1. Install Linux or BSD UNIX directly onto a computer (e.g. laptop, desktop, server).

This method is often called a bare metal installation. Developers who create Linux or BSD UNIX software often perform a bare metal installation on their laptop or desktop, and then install their developer tools on the operating system afterwards. Nearly all major developer tools, such as Visual Studio Code and Android Studio, have Linux versions. Both Lenovo and Dell sell laptops preinstalled with Linux to cater to developers (Dell even calls their XPS laptop line installed with Linux the “Developer Edition”). Many servers within an organization or in the cloud are also bare metal installations of Linux or BSD UNIX that host virtual machines or containers (discussed in 3. and 4.), and Systems Administrators are responsible for installing, managing and securing them.
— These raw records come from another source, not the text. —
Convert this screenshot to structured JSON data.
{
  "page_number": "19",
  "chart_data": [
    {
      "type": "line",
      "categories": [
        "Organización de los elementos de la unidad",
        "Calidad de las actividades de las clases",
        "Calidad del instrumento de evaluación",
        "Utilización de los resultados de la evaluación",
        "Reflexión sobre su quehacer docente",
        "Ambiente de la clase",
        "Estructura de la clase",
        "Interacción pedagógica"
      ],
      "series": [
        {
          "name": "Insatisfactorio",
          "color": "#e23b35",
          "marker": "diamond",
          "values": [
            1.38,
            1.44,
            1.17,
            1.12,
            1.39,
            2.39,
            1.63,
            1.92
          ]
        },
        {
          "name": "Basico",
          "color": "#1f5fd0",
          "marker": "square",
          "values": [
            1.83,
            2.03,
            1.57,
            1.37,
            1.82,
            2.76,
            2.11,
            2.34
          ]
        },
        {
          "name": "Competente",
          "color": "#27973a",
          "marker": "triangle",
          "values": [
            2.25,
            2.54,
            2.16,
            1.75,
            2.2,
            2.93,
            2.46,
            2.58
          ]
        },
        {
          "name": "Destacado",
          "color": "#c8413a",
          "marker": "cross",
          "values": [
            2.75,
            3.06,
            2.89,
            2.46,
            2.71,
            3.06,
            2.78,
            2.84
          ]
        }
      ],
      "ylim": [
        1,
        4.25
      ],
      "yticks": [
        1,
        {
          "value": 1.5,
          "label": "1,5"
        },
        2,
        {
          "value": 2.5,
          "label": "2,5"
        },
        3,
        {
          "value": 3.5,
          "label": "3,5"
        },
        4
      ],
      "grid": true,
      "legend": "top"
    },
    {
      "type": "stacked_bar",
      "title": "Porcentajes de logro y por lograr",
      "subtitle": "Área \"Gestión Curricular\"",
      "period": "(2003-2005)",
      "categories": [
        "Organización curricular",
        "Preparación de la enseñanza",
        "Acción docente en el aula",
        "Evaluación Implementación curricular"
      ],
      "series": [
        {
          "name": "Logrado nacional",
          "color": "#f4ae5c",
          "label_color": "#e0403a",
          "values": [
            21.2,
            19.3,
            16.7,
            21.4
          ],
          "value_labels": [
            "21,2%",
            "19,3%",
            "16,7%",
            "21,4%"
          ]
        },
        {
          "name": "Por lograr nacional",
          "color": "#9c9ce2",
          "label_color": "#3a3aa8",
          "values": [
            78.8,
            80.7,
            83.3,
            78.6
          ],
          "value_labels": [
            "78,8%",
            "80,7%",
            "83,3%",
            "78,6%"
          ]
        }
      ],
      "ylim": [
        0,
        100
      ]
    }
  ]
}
2. Use Windows alongside the Windows Subsystem for Linux (WSL).

Windows 10 Pro and later allow you to run an entire Linux operating system (including a real Linux kernel) alongside Windows for developing and testing Linux apps. Several Linux distributions for WSL are available in the Microsoft Store, and the integration between Linux and Windows is seamless (even graphical Linux apps run with full graphics hardware acceleration). Developers can run either Windows or Linux developer tools to create Linux apps, and then test them directly on Windows using WSL. System Administrators can also use WSL to centrally manage their Linux servers within the organization or in the cloud, as well as perform ethical hacking and vulnerability assessments for the networks and systems they manage. Unfortunately, BSD UNIX flavours aren’t currently supported by WSL. To learn how to install and configure WSL, visit https://docs.microsoft.com/en-us/windows/wsl/install-win10.

3. Install Linux or BSD UNIX within a virtual machine.

Virtual machines allow you to run multiple operating systems simultaneously on a computer via hypervisor software that manages access to the underlying hardware resources. There are several hypervisors available, including Hyper-V, VMWare, Oracle Virtualbox, Parallels, and UTM. Many servers in the cloud are actually virtual machines running Linux or BSD UNIX on an underlying hypervisor within a datacenter. Software developers that wish to use Windows or macOS developer tools to create Linux or BSD UNIX apps often run the operating system in a virtual machine on their Windows or macOS workstation to test their apps. Similarly, Systems Administrators that wish to configure and test a new Linux or BSD UNIX technology before deploying it almost always do it within a Linux or BSD UNIX virtual machine running on their Windows or macOS workstation.

4. Run Linux or BSD UNIX as a container.

Containers are similar to virtual machines, but do not contain a full operating system, and lack an operating system kernel. As a result, containers must use the kernel of an underlying operating system. Linux containers only have enough filesystem, software libraries and supporting programs to run a particular Web app, which makes them very small and ideal for running in the cloud (cloud servers can run thousands of small containers). To run Linux or BSD UNIX in a container, you must install a container system such as Docker. Developers that create Linux cloud apps often install Docker Desktop on Windows or macOS to run Linux containers. On macOS, Docker Desktop uses a Linux virtual machine (with a Linux kernel) to run Linux containers. On Windows, Docker Desktop leverages the Linux kernel in WSL to run Linux containers. To learn how to install and configure Docker Desktop, visit https://www.docker.com/products/docker-desktop. System Administrators are responsible for deploying and managing containers that are created by developers within their organization or in the cloud. Moreover, many third-party software packages that System Administrators must deploy (e.g. ticketing systems, network & security monitoring) are often provided within a container today.